Here is picture of the staircase that leads from our front downstairs hallway to the second level of the house. I painted the rises of the stairs in alternating patterns with sample-sized jars of Benjamin Moore paint last August while our two Chatterings (ages nine and eleven) were away with a friend in the country. Painting the interiors of the places I’ve lived in has been an interest of mine since the day my mother demanded I clean my closet and, hours later found 15-year-old Chattering Me painting the words “ART IS POWER” in large letters on one of the closet walls. In non-washable acrylics, no less. When I was out of college, I painted a thick, dramatic, mustard-colored stripe across one wall of my living room.
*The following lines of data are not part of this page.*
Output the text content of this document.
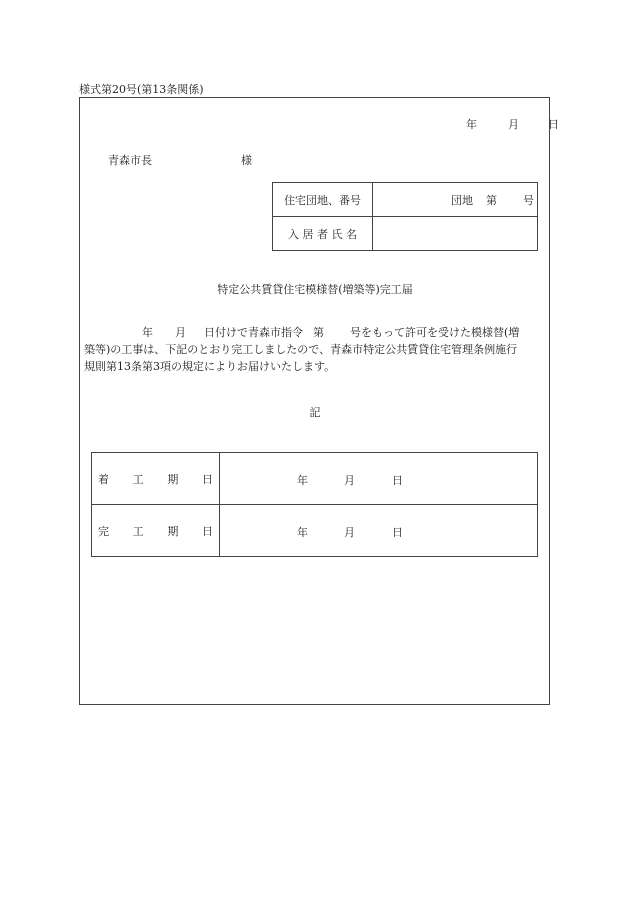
様式第20号(第13条関係)
年	月	日
青森市長	様
住宅団地、番号	団地 第 号

入 居 者 氏 名	
特定公共賃貸住宅模様替(増築等)完工届
年 月 日付けで青森市指令 第 号をもって許可を受けた模様替(増
築等)の工事は、下記のとおり完工しましたので、青森市特定公共賃貸住宅管理条例施行
規則第13条第3項の規定によりお届けいたします。
記
着 工 期 日	年 月 日

完 工 期 日	年 月 日
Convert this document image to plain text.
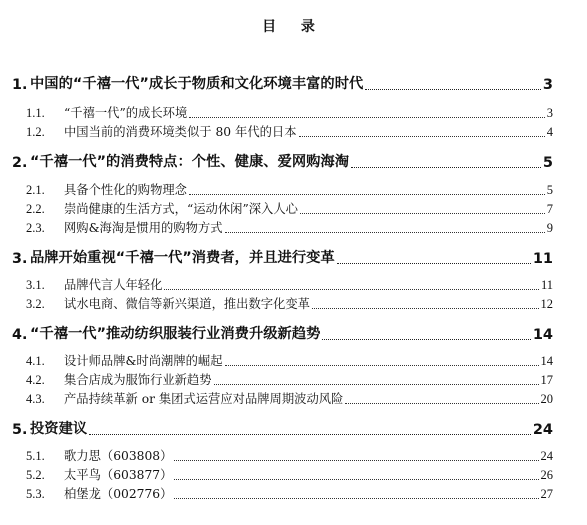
目 录
1. 中国的“千禧一代”成长于物质和文化环境丰富的时代	3
1.1.	“千禧一代”的成长环境	3
1.2.	中国当前的消费环境类似于 80 年代的日本	4
2. “千禧一代”的消费特点：个性、健康、爱网购海淘	5
2.1.	具备个性化的购物理念	5
2.2.	崇尚健康的生活方式，“运动休闲”深入人心	7
2.3.	网购&海淘是惯用的购物方式	9
3. 品牌开始重视“千禧一代”消费者，并且进行变革	11
3.1.	品牌代言人年轻化	11
3.2.	试水电商、微信等新兴渠道，推出数字化变革	12
4. “千禧一代”推动纺织服装行业消费升级新趋势	14
4.1.	设计师品牌&时尚潮牌的崛起	14
4.2.	集合店成为服饰行业新趋势	17
4.3.	产品持续革新 or 集团式运营应对品牌周期波动风险	20
5. 投资建议	24
5.1.	歌力思（603808）	24
5.2.	太平鸟（603877）	26
5.3.	柏堡龙（002776）	27
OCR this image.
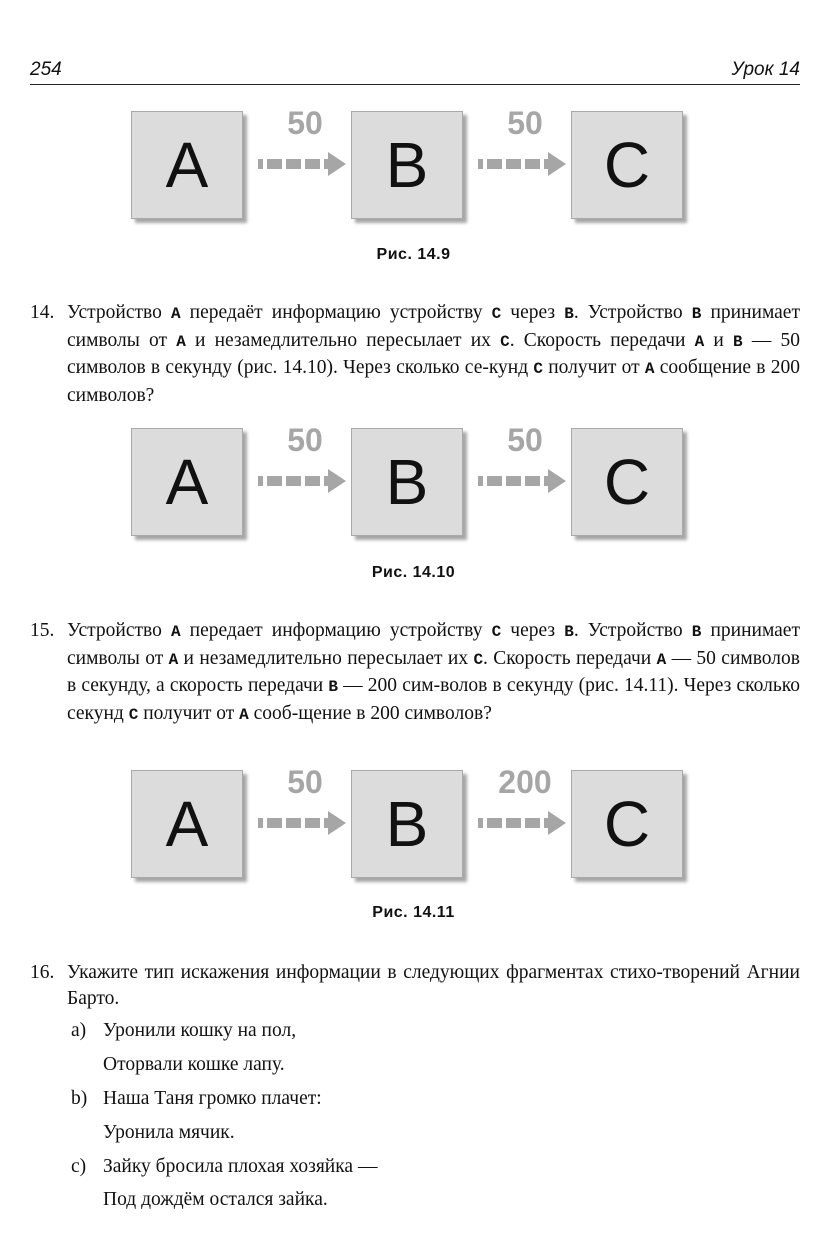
254	Урок 14
A
50
B
50
C
Рис. 14.9
14. Устройство A передаёт информацию устройству C через B. Устройство B принимает символы от A и незамедлительно пересылает их C. Скорость передачи A и B — 50 символов в секунду (рис. 14.10). Через сколько се-кунд C получит от A сообщение в 200 символов?
A
50
B
50
C
Рис. 14.10
15. Устройство A передает информацию устройству C через B. Устройство B принимает символы от A и незамедлительно пересылает их C. Скорость передачи A — 50 символов в секунду, а скорость передачи B — 200 сим-волов в секунду (рис. 14.11). Через сколько секунд C получит от A сооб-щение в 200 символов?
A
50
B
200
C
Рис. 14.11
16. Укажите тип искажения информации в следующих фрагментах стихо-творений Агнии Барто.
a) Уронили кошку на пол,
Оторвали кошке лапу.
b) Наша Таня громко плачет:
Уронила мячик.
c) Зайку бросила плохая хозяйка —
Под дождём остался зайка.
This accentuated my writing desk, my career being the most important thing in the world to me at that time.

This recent work on the stairs matches the rest of our old house pretty nicely. And I have a fantasy of continuing the work by painting inspirational phrases and fragments of poetry we all like onto the Arts and Crafts woodwork that travels all through the house. I know, I know; it might be too much of a good thing.

But I wanted to show you these stairs because, well, there’s a lesson in them. Looking back, I feel that I could have painted other places in my lifetime, made some nice statements, but I just didn’t have the faith or the courage. I’d talk myself out of big plans. And now that I’m older, I see that, well it’s now or never. Either I get the stairs of my dreams or forever live wondering what might have been.

I almost lost heart on this project, and upon completing the first stair, nervously called Mr. Chattering in to see if I should drop the whole idea.

“I think I’m trying too hard to make it perfect,” I said to him, glumly, paintbrush still in hand.

And he said, “Oh, don’t make it perfect. I love it! If you make it too perfect, it won’t be any good.”

God love him. That helped. So on I went, painting fleur-de-lis freehand, stenciling the checkerboard pattern, wildly adding new colors as I went along.

I still have some stairs to go, and it’s far from perfect, but I’m pleased.